[sdiy] Socket schematic symbol question
cheater00 at gmail.com
Thu Oct 28 18:22:23 CEST 2010
you could use the right one for a TRS insert. Bear in mind Tom's recommendation.
You'd use the left one to ground the output OR input when it's not
being used: from what I understand you can use this to control the
total impedance seen by output from a single source to multiple
(unbuffered) outputs. I think you can also use it to make the
unbuffered inputs to a single mixing bus behave better, but I have no
idea how anymore. I remember some sort of mention. I'm probably wrong
on that count, but maybe some creative mind here can come up with a
way to do this.
You can also use the right one (shorted switch on ring) with mono
inputs/outputs: ring is usually grounded, which means that the
"switch" pin is either ground or floating. You can use that in your
logic, for example to switch a mixer channel into the mixing bus... I
think it would be easy to convert it to a voltage which is +5V when
there is a plug inserted and 0v when the plug is not inserted, e.g.
for controlling relays.
> That's often done using a normal stereo jack with no 'break' or 'make'
> connections at all. Instead when a normal mono jack is inserted into
> a stereo socket, the ground and the ring are connected together by
> the jack. When there's no jack, the circuit has no ground connection
> and is switched off.
How does that work? I'm sorry, I'm having a bit of a hard time visualizing :-)
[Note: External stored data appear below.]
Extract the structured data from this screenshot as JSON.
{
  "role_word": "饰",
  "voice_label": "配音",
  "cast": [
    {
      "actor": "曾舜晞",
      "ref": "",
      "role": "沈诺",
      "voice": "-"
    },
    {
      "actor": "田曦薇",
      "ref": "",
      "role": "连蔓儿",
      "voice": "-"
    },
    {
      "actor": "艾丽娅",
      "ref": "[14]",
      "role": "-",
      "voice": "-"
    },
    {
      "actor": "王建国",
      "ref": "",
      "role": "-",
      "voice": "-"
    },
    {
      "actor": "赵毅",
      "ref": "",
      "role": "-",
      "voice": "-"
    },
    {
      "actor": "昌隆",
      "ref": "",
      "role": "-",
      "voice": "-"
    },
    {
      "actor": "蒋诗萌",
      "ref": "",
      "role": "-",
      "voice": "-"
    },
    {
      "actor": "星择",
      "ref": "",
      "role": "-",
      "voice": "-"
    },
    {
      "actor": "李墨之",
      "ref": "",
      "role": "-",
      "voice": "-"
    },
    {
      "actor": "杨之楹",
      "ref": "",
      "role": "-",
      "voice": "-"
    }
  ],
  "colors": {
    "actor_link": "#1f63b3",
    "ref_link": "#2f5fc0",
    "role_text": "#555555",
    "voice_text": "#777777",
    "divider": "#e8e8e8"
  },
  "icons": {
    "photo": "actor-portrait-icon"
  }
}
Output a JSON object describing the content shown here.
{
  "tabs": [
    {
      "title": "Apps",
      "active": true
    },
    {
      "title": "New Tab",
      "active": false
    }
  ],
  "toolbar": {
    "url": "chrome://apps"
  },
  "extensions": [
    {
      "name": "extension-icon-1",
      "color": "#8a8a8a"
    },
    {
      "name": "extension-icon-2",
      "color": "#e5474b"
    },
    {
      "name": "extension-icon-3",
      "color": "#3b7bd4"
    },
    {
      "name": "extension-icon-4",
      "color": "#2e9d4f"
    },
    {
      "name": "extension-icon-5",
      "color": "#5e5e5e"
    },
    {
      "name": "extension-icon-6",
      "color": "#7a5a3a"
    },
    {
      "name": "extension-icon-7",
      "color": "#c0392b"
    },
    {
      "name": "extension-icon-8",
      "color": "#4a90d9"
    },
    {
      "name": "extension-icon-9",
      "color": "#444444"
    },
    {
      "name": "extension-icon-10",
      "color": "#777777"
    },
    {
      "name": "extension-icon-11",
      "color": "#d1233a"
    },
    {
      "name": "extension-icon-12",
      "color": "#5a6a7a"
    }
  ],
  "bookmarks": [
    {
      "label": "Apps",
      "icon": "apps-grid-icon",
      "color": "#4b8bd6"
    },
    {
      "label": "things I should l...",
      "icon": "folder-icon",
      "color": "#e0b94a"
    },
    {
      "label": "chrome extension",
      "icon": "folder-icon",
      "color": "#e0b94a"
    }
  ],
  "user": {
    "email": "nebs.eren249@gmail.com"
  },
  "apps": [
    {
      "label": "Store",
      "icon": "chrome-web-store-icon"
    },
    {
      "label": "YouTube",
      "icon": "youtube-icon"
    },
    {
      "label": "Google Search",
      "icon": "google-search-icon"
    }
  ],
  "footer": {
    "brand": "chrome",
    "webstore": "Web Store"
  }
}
On Thu, Oct 28, 2010 at 17:55, Ben Lincoln <blincoln at eventualdecline.com> wrote:
> Would you see something like either of these designs used in the TRS
> connectors for the inserts on a mixing board, or would those have break
> connections on more than one of the pins?
> Alternately, are one or both how (some?) guitar pedal manufacturers wire up
> the input jack so that the pedal is powered off when nothing is connected? I
> would think those would use mono connectors, but maybe some manufacturers
> use stereo jacks for some reason?
> On 2010-10-28 08:22, Donald Tillman wrote:
>> The left one is a stereo jack with a closed (shorted) switch on the tip
>> connection. The right one is also a stereo jack, but with the closed switch
>> on the ring.
>> Neither is what I'd consider 'standard'.